There was a banquet that night at the Great Northern Hotel, and banquets were banquets then—eight or nine courses, and wines galore, and cigars, to say nothing of speeches that were only endurable because singers and comedians interspersed them with nonsense and sentiment. Sir William was to be the chief speaker, and the pleasant thought had come suddenly to him that if young Dick Hudson followed him, guying his famous and calculated mannerisms, that would put him even more emphatically on the map. He was thinking of himself, not of Dick, as a public figure loves to be the butt of a cartoonist.
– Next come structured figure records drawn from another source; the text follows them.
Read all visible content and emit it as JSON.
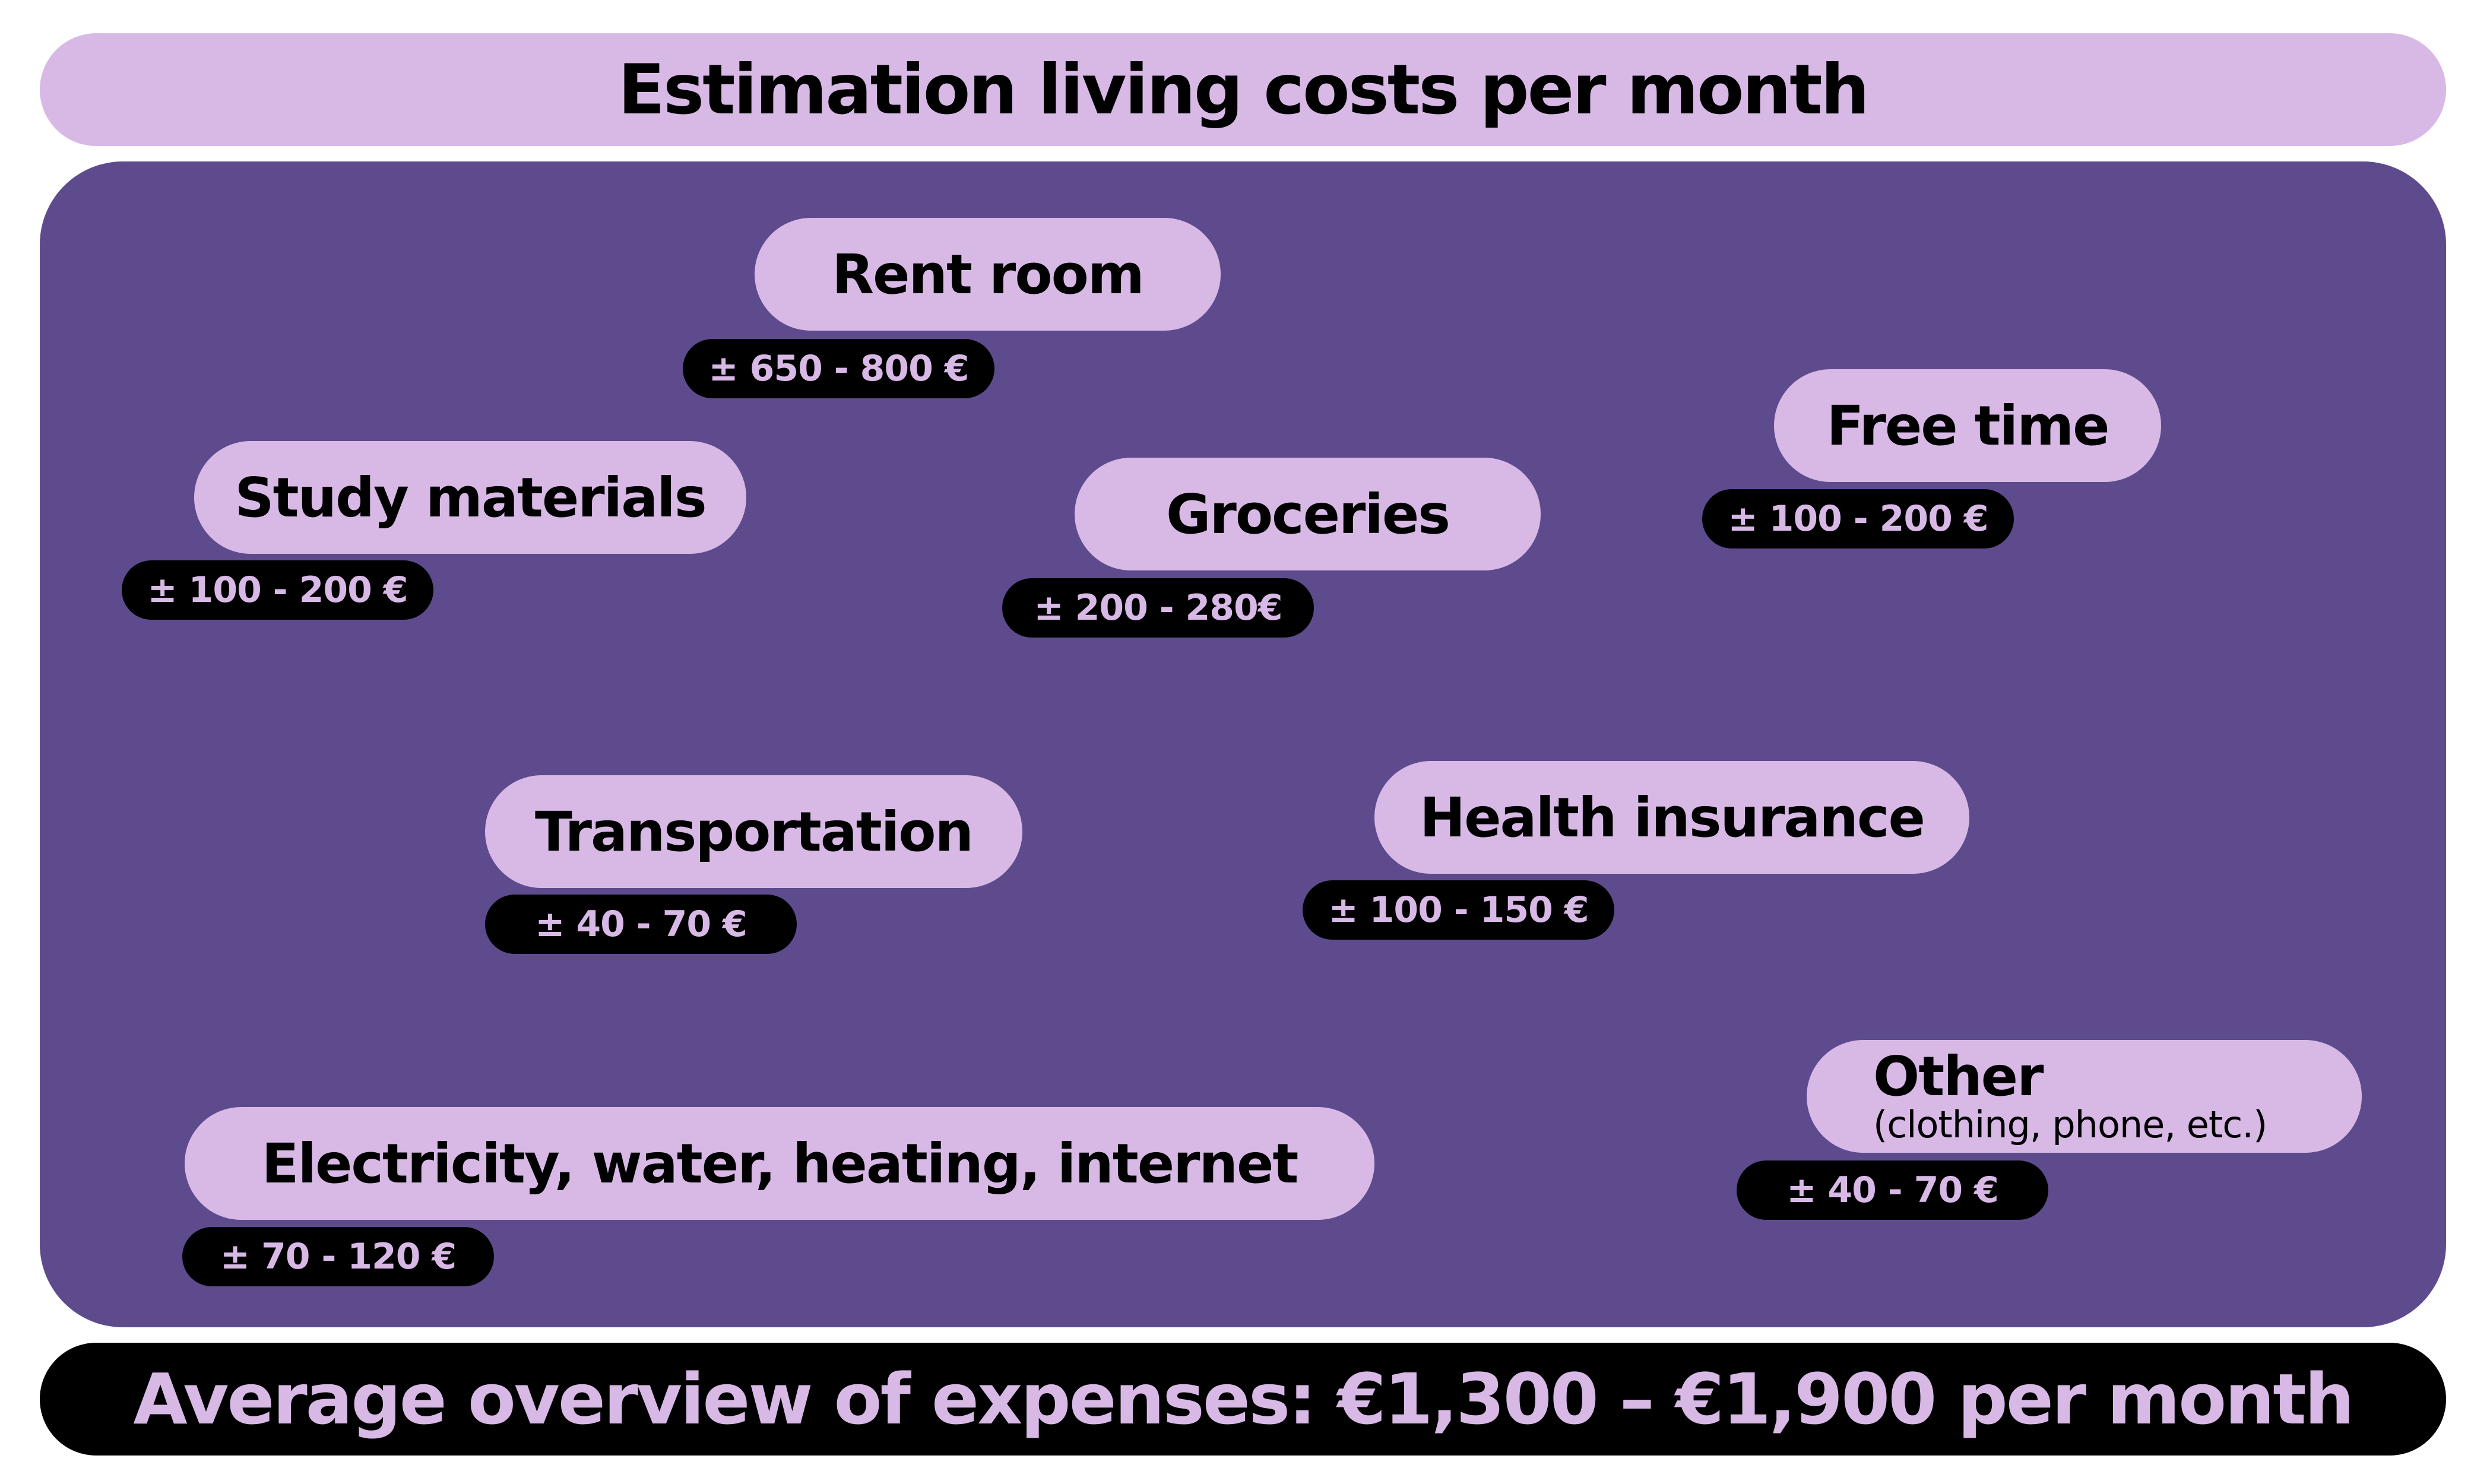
{
  "title": "Estimation living costs per month",
  "items": {
    "rent": {
      "label": "Rent room",
      "price": "± 650 - 800 €"
    },
    "free_time": {
      "label": "Free time",
      "price": "± 100 - 200 €"
    },
    "study": {
      "label": "Study materials",
      "price": "± 100 - 200 €"
    },
    "groceries": {
      "label": "Groceries",
      "price": "± 200 - 280€"
    },
    "transport": {
      "label": "Transportation",
      "price": "± 40 - 70 €"
    },
    "health": {
      "label": "Health insurance",
      "price": "± 100 - 150 €"
    },
    "utilities": {
      "label": "Electricity, water, heating, internet",
      "price": "± 70 - 120 €"
    },
    "other": {
      "label": "Other",
      "note": "(clothing, phone, etc.)",
      "price": "± 40 - 70 €"
    }
  },
  "footer": "Average overview of expenses: €1,300 – €1,900 per month",
  "colors": {
    "pill": "#d8b9e6",
    "panel": "#5e4b8e",
    "price_bg": "#000000"
  }
}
It was an unforgettable night for Dick Hudson. For the first time he heard the sweet music of applause, and ate a grand dinner in the artists’ room, and met Molly who sang sloppy songs in a voice of treacle. It had all gone on so swiftly from there. His services were sought for other banquets. He used to come up here to Baildon Moor and think out his repertory and speak his cracks, and sometimes Molly would be with him and would sing to him, and he didn’t need the larks on those days. And up here he proposed to her, and one day told her the news: that he had been signed on as a music-hall performer. He was bottom of the bill on a third-rate circuit, but all the same it was the most wonderful news in the world. They married, and he left her in the little house from which he and Chris had walked that morning. He came back there between tours, but he was far away—in Middlesborough—when he learned that his son was born and that his wife was dead. There was nothing for it then but work, and there were times when he didn’t give a damn whether he succeeded or not. But such times became fewer and fewer: Molly was not the sort of woman whose ghost would have durable qualities: and now, at thirty-two, to change from Dick Hudson into The Great Hudson gave him feelings of more than financial satisfaction. Not that he was unduly set up. He had never considered his sort of work to be of much importance; but, after all, it was his work, and to have got to the top of it was something. He took the “Great” with a pinch of salt; but it looked well on a bill. A sound chap, Dick Hudson. He would never want the Riviera. Baildon Moor suited him well enough.